Patrimoine

Samson et Dalila dans les arts

Elina Garanca et Roberto Alagna dans Samson et Dalila au Metropolitan Opera de New York, mise en scène de Darko Tresnjak (2018). © METROPOLITAN OPERA/KEN HOWARD

Le 10 juillet, le chef-d’œuvre de Camille Saint-Saëns aurait dû constituer l’apothéose de l’édition 2020 des Chorégies d’Orange, dans une mise en scène de Jean-Louis Grinda, avec une somptueuse distribution emmenée par Roberto Alagna, Marie-Nicole Lemieux et Ludovic Tézier. La crise sanitaire liée au Covid-19 a contraint la manifestation à repousser l’événement au 10 juillet 2021, mais Opéra Magazine a quand même choisi de maintenir la publication de l’article commandé pour l’occasion. On y parle évidemment d’opéra, mais aussi de peinture, de sculpture, de cinéma… et même d’opérette !

Dagon et Jéhovah, Philistins et Hébreux, oppression et révolte, féminité et virilité : Samson et Dalila ne se nourrit que de conflits. La force et la ruse en fournissent les armes. Le chef-d’œuvre de Camille Saint-Saëns (1835-1921) est-il un oratorio, un drame musical ou, tout simplement, un opéra français témoin des goûts de son époque ? Doit-on à son propos, comme on l’a fait à sa création, évoquer Gluck, Rossini, Berlioz, Wagner, voire Meyerbeer ? Ici comme là, aucun choix ne s’impose sans partage. D’un acte à l’autre, les éclairages se modifient. Un éminent poète et critique italien, Giorgio Vigolo, a trouvé cette belle image qui, mieux que de longs discours, caractérise un ouvrage lyrique décidément inclassable : « Le papier à musique dont se servait Saint-Saëns devait avoir en filigrane un orgue aux grands tuyaux, avec tout autour de sinueux sarments de roses grimpantes et de liserons. »

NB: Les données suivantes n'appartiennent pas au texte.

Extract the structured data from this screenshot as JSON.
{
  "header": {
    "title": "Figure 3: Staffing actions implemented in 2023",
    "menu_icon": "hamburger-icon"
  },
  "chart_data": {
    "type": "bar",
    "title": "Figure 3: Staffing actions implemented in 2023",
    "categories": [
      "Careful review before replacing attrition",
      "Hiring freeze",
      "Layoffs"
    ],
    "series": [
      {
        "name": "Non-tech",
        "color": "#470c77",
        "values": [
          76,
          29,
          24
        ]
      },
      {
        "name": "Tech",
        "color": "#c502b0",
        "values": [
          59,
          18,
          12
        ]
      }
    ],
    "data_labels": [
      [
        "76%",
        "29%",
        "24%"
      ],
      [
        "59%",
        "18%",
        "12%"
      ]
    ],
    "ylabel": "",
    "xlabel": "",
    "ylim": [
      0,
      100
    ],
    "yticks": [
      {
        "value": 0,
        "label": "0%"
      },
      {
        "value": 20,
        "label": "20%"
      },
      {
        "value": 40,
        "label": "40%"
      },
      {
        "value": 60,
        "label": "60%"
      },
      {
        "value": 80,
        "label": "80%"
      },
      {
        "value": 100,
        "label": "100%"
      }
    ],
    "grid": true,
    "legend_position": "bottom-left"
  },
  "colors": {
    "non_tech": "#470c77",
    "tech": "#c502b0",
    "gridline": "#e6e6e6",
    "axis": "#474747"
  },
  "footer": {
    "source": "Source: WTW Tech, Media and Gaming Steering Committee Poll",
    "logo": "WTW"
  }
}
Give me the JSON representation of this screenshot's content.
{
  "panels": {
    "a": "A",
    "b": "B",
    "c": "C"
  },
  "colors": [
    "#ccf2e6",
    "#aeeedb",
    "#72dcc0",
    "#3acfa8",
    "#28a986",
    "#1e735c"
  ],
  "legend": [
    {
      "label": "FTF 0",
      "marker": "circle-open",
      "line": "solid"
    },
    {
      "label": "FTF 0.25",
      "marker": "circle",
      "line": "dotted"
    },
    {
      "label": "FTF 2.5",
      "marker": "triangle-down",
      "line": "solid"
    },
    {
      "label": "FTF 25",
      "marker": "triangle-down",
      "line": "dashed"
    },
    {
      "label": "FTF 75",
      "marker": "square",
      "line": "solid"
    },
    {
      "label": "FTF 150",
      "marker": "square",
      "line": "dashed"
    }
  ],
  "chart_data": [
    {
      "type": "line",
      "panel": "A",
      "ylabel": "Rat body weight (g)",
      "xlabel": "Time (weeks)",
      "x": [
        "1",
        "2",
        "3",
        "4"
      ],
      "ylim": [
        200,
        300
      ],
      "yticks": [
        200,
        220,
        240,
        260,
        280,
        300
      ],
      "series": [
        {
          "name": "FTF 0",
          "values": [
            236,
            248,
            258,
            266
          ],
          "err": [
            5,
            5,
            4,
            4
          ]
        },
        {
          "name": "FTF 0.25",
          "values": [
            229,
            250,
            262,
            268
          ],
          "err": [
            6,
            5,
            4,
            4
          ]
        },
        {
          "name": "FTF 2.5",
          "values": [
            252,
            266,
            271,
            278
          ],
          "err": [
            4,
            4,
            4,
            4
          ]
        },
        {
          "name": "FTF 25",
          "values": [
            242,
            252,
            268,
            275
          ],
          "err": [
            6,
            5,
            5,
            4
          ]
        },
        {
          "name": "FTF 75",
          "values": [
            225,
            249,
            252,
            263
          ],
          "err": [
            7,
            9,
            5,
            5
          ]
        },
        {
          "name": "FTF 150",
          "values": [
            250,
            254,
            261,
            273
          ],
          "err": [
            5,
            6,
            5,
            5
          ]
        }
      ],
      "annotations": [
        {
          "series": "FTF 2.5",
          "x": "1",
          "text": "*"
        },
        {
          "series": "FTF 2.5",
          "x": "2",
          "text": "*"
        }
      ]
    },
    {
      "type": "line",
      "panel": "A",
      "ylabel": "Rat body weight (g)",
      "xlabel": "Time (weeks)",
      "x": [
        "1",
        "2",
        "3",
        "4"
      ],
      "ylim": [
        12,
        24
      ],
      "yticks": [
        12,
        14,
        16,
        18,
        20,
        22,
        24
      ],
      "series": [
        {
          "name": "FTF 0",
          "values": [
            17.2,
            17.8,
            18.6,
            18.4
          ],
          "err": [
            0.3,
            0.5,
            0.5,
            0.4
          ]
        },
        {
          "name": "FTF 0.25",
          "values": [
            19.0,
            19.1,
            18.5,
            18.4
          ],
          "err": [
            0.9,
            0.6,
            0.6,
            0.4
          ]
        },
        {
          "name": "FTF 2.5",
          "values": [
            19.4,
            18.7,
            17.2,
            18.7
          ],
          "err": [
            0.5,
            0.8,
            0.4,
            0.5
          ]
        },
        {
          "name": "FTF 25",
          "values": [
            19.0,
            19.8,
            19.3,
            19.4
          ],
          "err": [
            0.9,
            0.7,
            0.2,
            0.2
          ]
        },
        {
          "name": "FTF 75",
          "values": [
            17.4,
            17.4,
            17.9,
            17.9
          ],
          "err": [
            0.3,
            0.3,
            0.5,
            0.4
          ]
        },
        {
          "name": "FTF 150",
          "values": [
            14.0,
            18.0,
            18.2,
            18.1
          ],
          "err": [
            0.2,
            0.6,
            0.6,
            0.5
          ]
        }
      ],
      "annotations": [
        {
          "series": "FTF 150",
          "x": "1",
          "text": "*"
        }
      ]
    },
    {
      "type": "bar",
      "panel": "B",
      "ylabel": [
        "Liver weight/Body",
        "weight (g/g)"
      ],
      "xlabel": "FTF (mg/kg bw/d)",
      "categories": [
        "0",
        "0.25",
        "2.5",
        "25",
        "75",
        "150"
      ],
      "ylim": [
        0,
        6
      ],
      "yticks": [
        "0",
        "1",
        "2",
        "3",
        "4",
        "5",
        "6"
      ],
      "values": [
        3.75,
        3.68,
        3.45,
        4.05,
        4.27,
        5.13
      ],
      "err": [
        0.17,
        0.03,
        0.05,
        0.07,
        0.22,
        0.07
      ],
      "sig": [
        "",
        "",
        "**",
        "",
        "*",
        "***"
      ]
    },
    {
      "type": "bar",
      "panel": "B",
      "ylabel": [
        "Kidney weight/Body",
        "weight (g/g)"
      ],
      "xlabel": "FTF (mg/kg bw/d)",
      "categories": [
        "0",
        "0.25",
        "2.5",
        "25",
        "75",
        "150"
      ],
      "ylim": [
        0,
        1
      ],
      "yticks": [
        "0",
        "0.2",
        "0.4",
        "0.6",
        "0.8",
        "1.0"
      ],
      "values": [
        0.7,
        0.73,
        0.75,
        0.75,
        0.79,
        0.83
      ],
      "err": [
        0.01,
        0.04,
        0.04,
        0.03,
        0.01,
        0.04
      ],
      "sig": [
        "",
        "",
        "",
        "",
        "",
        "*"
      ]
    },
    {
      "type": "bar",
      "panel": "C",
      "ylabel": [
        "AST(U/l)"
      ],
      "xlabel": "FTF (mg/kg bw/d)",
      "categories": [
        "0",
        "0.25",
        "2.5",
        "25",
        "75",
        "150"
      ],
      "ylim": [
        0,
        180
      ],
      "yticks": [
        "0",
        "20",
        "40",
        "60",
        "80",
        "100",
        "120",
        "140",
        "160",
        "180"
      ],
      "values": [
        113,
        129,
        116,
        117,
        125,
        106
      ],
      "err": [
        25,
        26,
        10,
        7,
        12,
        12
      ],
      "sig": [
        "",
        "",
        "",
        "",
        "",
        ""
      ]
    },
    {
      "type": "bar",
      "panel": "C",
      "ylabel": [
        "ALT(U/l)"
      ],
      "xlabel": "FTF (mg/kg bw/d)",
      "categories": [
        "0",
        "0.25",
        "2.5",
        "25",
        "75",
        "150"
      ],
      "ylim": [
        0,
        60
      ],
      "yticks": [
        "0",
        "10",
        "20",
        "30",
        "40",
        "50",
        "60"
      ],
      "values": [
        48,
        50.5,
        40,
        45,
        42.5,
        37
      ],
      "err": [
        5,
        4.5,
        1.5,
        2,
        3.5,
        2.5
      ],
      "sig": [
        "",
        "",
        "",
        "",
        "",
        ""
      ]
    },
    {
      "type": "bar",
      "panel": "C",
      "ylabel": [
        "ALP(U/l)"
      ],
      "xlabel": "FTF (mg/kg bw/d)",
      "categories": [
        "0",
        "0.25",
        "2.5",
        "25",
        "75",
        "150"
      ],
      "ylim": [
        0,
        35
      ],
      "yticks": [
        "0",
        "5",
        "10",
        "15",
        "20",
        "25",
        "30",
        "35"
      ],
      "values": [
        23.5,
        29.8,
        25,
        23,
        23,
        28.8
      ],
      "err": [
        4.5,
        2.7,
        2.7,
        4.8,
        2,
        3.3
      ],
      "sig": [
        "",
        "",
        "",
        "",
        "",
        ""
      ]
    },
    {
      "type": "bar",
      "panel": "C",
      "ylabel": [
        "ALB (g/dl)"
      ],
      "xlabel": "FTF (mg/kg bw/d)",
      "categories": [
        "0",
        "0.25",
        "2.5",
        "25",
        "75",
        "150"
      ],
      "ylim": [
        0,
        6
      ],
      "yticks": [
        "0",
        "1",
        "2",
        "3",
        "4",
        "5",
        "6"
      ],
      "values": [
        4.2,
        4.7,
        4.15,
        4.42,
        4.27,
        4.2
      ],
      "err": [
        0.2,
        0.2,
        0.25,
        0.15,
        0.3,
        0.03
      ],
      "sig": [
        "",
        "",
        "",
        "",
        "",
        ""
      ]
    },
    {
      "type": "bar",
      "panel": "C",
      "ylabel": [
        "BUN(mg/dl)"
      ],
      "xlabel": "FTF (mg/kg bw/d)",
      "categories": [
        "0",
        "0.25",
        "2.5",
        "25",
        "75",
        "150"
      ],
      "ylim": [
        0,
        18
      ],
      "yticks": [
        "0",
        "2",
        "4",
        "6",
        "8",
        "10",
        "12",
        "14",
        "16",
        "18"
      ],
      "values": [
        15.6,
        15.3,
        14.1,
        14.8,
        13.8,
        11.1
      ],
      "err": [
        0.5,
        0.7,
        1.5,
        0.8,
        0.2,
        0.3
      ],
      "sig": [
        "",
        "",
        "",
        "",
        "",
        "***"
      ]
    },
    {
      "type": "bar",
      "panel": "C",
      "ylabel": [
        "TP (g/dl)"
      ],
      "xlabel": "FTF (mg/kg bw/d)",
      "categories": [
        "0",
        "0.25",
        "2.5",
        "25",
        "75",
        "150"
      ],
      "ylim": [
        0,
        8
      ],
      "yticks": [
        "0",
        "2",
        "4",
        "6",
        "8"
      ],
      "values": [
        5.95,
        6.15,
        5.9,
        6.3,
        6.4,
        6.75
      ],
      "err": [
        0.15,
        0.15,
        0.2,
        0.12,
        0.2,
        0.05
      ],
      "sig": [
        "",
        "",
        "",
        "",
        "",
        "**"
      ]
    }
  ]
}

Faut-il voir, dans ce contraste, l’effet d’une trop lente maturation ou la marque d’un compositeur auquel on ne saurait prêter qu’un seul visage ? Dans un article publié dans Le Temps, le 10 septembre 1941, recueilli ensuite dans le livre De Rameau à Ravel : Portraits et souvenirs (Albin Michel, 1947), Pierre Lalo se rappelle cette « scène étrange » survenue à Paris, un soir où l’on faisait de la musique de chambre chez son père : « L’andante d’un quatuor à cordes venait de finir. La porte du salon s’ouvre à deux battants. On voit apparaître, suivi d’un pianiste renommé, un extraordinaire personnage qui porte le costume et le bonnet blanc et bleu de Mme Carvalho dans la Marguerite de Faust. Mais cette Marguerite a de la barbe, un nez en bec de corbin, et on reconnaît en elle Saint-Saëns lui-même. Il va droit au piano, devant lequel s’assied le pianiste Diémer, et commence de chanter l’air “des bijoux”. Saint-Saëns a le don extraordinaire de chanter et de vocaliser, en voix de fausset, avec l’agilité de la plus habile cantatrice. Son imitation de Mme Carvalho est parfaite, d’autant plus parfaite qu’il reproduit jusqu’aux légers défauts du modèle. »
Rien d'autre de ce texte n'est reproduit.